A retired police officer has used his experiences of patrolling a former mental hospital as the setting for his new novel.
Barry Lees worked for Lancashire Constabulary for more than 30 years and was often called out to Lancaster Moor Hospital to deal with missing patients.
After retiring from the force Barry turned to creative writing and his latest novel, Wasps Among The Ivy, reflects on his career in the 1980s and 90s.
Although the story and characters are fictional, the setting is heavily influenced by the characters, colour, humour and tragedy of the hospital which had been the county asylum.
“It was our most frequent source of work at the time because of the variety of people treated there, sometimes I would spend all day there,” said Barry, who lives in Lancaster.
“Patients would go missing everyday and we would have to find them, everyday was a challenge.
“The place was home to very disturbing and violent people but there was also a lot of good people and good acts going on.”

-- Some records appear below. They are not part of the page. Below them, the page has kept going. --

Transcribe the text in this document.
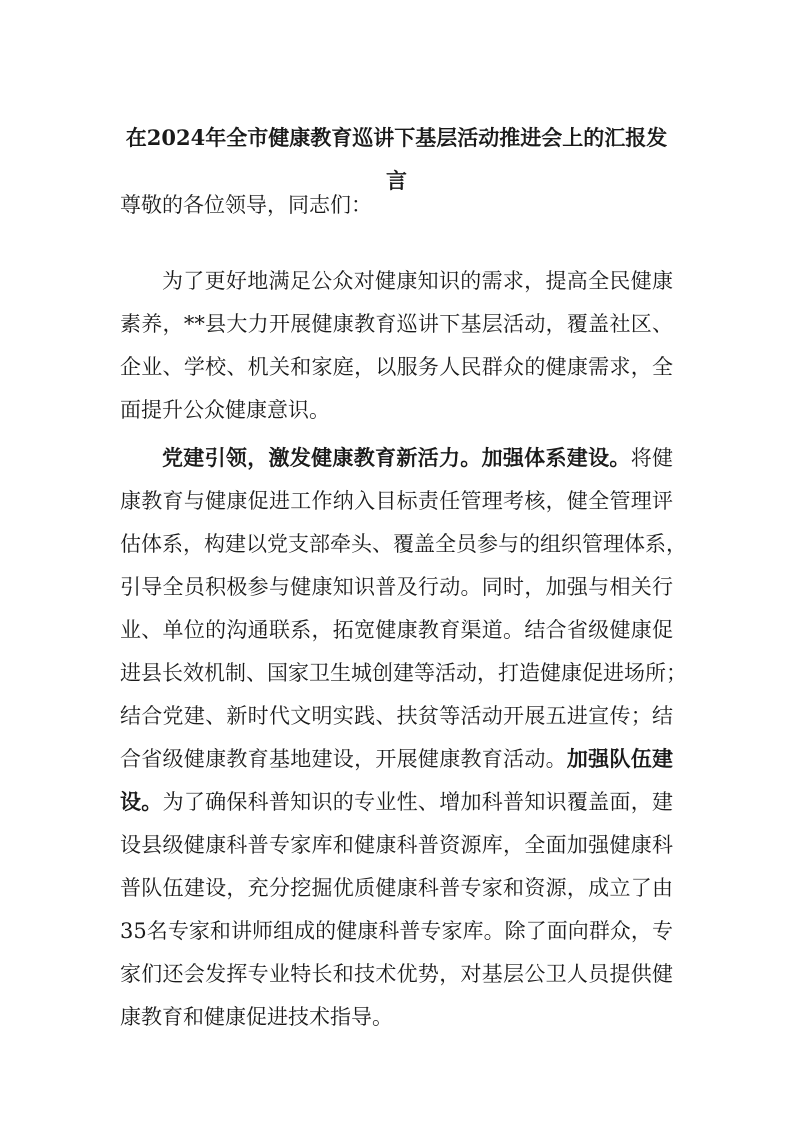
在2024年全市健康教育巡讲下基层活动推进会上的汇报发
言
尊敬的各位领导，同志们：
为了更好地满足公众对健康知识的需求，提高全民健康
素养，**县大力开展健康教育巡讲下基层活动，覆盖社区、
企业、学校、机关和家庭，以服务人民群众的健康需求，全
面提升公众健康意识。
党建引领，激发健康教育新活力。加强体系建设。将健
康教育与健康促进工作纳入目标责任管理考核，健全管理评
估体系，构建以党支部牵头、覆盖全员参与的组织管理体系，
引导全员积极参与健康知识普及行动。同时，加强与相关行
业、单位的沟通联系，拓宽健康教育渠道。结合省级健康促
进县长效机制、国家卫生城创建等活动，打造健康促进场所；
结合党建、新时代文明实践、扶贫等活动开展五进宣传；结
合省级健康教育基地建设，开展健康教育活动。加强队伍建
设。为了确保科普知识的专业性、增加科普知识覆盖面，建
设县级健康科普专家库和健康科普资源库，全面加强健康科
普队伍建设，充分挖掘优质健康科普专家和资源，成立了由
35名专家和讲师组成的健康科普专家库。除了面向群众，专
家们还会发挥专业特长和技术优势，对基层公卫人员提供健
康教育和健康促进技术指导。
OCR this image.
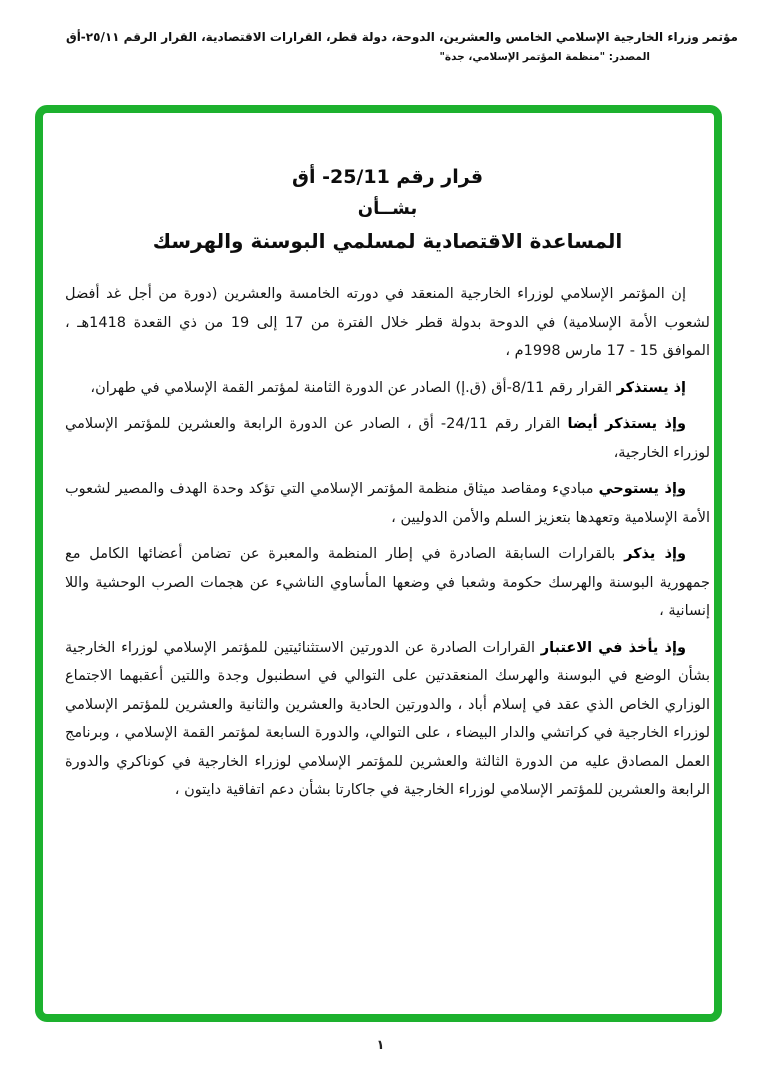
مؤتمر وزراء الخارجية الإسلامي الخامس والعشرين، الدوحة، دولة قطر، القرارات الاقتصادية، القرار الرقم ٢٥/١١-أق
المصدر: "منظمة المؤتمر الإسلامي، جدة"
قرار رقم 25/11- أق
بشــأن
المساعدة الاقتصادية لمسلمي البوسنة والهرسك

إن المؤتمر الإسلامي لوزراء الخارجية المنعقد في دورته الخامسة والعشرين (دورة من أجل غد أفضل لشعوب الأمة الإسلامية) في الدوحة بدولة قطر خلال الفترة من 17 إلى 19 من ذي القعدة 1418هـ ، الموافق 15 - 17 مارس 1998م ،

إذ يستذكر القرار رقم 8/11-أق (ق.إ) الصادر عن الدورة الثامنة لمؤتمر القمة الإسلامي في طهران،

وإذ يستذكر أيضا القرار رقم 24/11- أق ، الصادر عن الدورة الرابعة والعشرين للمؤتمر الإسلامي لوزراء الخارجية،

وإذ يستوحي مباديء ومقاصد ميثاق منظمة المؤتمر الإسلامي التي تؤكد وحدة الهدف والمصير لشعوب الأمة الإسلامية وتعهدها بتعزيز السلم والأمن الدوليين ،

وإذ يذكر بالقرارات السابقة الصادرة في إطار المنظمة والمعبرة عن تضامن أعضائها الكامل مع جمهورية البوسنة والهرسك حكومة وشعبا في وضعها المأساوي الناشيء عن هجمات الصرب الوحشية واللا إنسانية ،

وإذ يأخذ في الاعتبار القرارات الصادرة عن الدورتين الاستثنائيتين للمؤتمر الإسلامي لوزراء الخارجية بشأن الوضع في البوسنة والهرسك المنعقدتين على التوالي في اسطنبول وجدة واللتين أعقبهما الاجتماع الوزاري الخاص الذي عقد في إسلام أباد ، والدورتين الحادية والعشرين والثانية والعشرين للمؤتمر الإسلامي لوزراء الخارجية في كراتشي والدار البيضاء ، على التوالي، والدورة السابعة لمؤتمر القمة الإسلامي ، وبرنامج العمل المصادق عليه من الدورة الثالثة والعشرين للمؤتمر الإسلامي لوزراء الخارجية في كوناكري والدورة الرابعة والعشرين للمؤتمر الإسلامي لوزراء الخارجية في جاكارتا بشأن دعم اتفاقية دايتون ،

١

Lancaster Moor Hospital was opened in 1816 and served as a treatment facility for the mentally ill.
It was a huge employer for the city and was also home to a church, laundry facilities, and a sports club.
“It wasn’t just a mental hospital, it was a big part of the community,” said the dad-of-two.

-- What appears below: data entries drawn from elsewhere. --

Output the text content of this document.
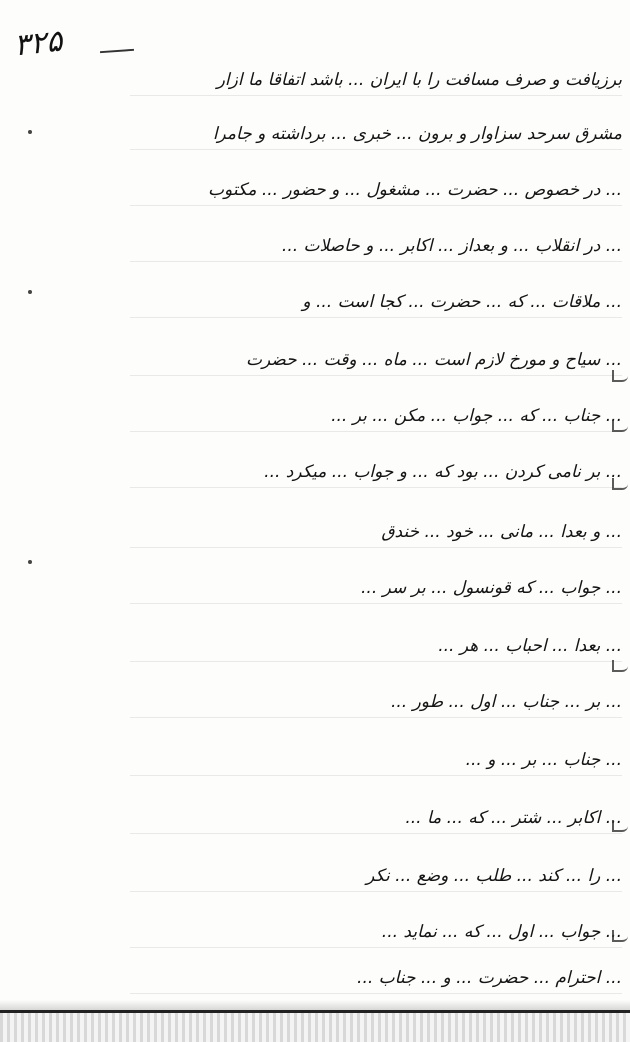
۳۲۵
برزیافت و صرف مسافت را با ایران ... باشد اتفاقا ما ازار
مشرق سرحد سزاوار و برون ... خبری ... برداشته و جامرا
... در خصوص ... حضرت ... مشغول ... و حضور ... مکتوب
... در انقلاب ... و بعداز ... اکابر ... و حاصلات ...
... ملاقات ... که ... حضرت ... کجا است ... و
... سیاح و مورخ لازم است ... ماه ... وقت ... حضرت
... جناب ... که ... جواب ... مکن ... بر ...
... بر نامی کردن ... بود که ... و جواب ... میکرد ...
... و بعدا ... مانی ... خود ... خندق
... جواب ... که قونسول ... بر سر ...
... بعدا ... احباب ... هر ...
... بر ... جناب ... اول ... طور ...
... جناب ... بر ... و ...
... اکابر ... شتر ... که ... ما ...
... را ... کند ... طلب ... وضع ... نکر
... جواب ... اول ... که ... نماید ...
... احترام ... حضرت ... و ... جناب ...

The site did not have its own police unit, like the hospital in Barry’s new book does, but was often patrolled by officers at almost all hours of the day.
“People sometimes got on the roof intending to harm themselves, for those of you who didn’t enjoy heights that was pretty scary,” said Barry.

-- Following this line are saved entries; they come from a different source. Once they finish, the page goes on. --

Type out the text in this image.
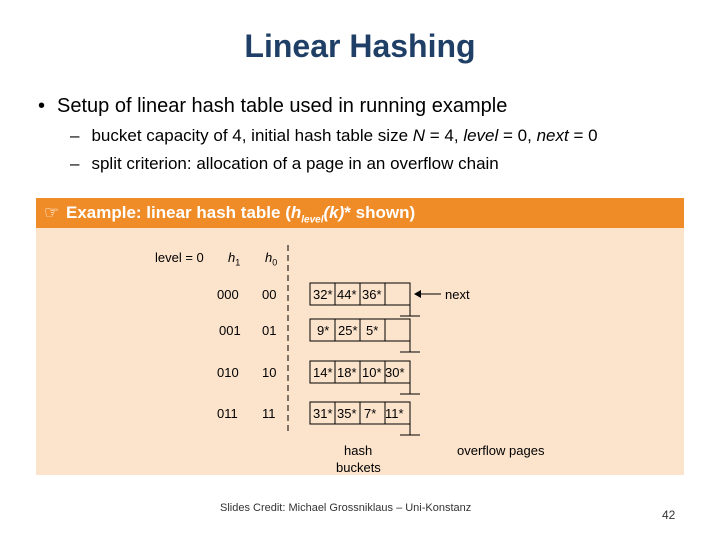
Linear Hashing
• Setup of linear hash table used in running example
– bucket capacity of 4, initial hash table size N = 4, level = 0, next = 0
– split criterion: allocation of a page in an overflow chain
☞ Example: linear hash table ($h_{level}(k)*$ shown)
level = 0 $h_1$ $h_0$
000 00
001 01
010 10
011 11
32* 44* 36*
9* 25* 5*
14* 18* 10* 30*
31* 35* 7* 11*
next
hash
buckets
overflow pages
Slides Credit: Michael Grossniklaus – Uni-Konstanz	42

“People were there who were severely handicapped, suffering mental health problems, sometimes dealing with people capable of extreme violence.”
Some nurses and staff on duty would dress in plain clothing at the hospital to keep patients calm, this caused a problem for the young officer at the time.
“I remember talking to one person for a really long time about all sorts of things, thinking she was a member of staff but it turns out she was a patient, I quickly learnt not to do that again,” he said.
There is a sight that is never far from Barry’s mind, one he describes “like a movie.”
“The hospital walls were a dull pale green, the corridors for instance, the portion of movement en masse for meal time going from a ward to dining room, was a sight to behold,” said the 55-year-old.
“It was like a slow shuffle, it looked like zombies, a lot of people dosed up.
“It was quite an alarming site to see, so low in life, it was like a movie, but not in a good nature, it is like nothing you’ll see elsewhere.
“But that is the initial reaction, if you spend time and find out who these people are your opinions change, and it is like the characters in the book.”
Barry joined the police force as a 16-year-old cadet in Morecambe and was transferred to Lancaster at 18.
His career involved work as a detective, trainer for new police recruits and a uniform patrol officer.
In 1992 Barry was involved in the Blackburn riots and his first murder case took him to the former prison at Lancaster Castle where an inmate murdered another.
Experiences of working on murder cases and meeting criminals in prison have helped him to develop his writing and the book’s plot.
Wasps Among The Ivy involves a sting operation to catch Manchester’s most notorious drug dealer which goes wrong with fatal consequences.
The character, detective Russell Warren, gets the blame and is sent back to uniform in disgrace to work a beat that nobody wants. Stretched to its limits and dangerously under-resourced, Heavem Hospital is home to the mentally ill, the handicapped, the addicted, the troubled, the vulnerable, the suicidal and the criminally insane.
It is described to Warren as “a disaster waiting to happen.”
When it does, and with devastating consequences, it is up to Warren to keep the innocent safe from the murderous.
Barry graduated in 2013 in creative writing at the University of Cumbria, Lancaster Campus, where he now lectures on policing and criminology courses.
He divides his time between writing crime novels and lecturing.
Barry has produced four other novels, all currently available on Kindle Books but this is the first one which has been set locally. Three of these are a series, This City of Lies’ The Governor’s Man’ and By Sword and Feather.
His fourth, a stand alone book, is titled Exiles From A Torn Province.
Wasps Among The Ivy inspired by the setting of Lancaster Moor Hospital is available to buy at www.barrylees.net or www.amazon.co.uk/kindlebooks.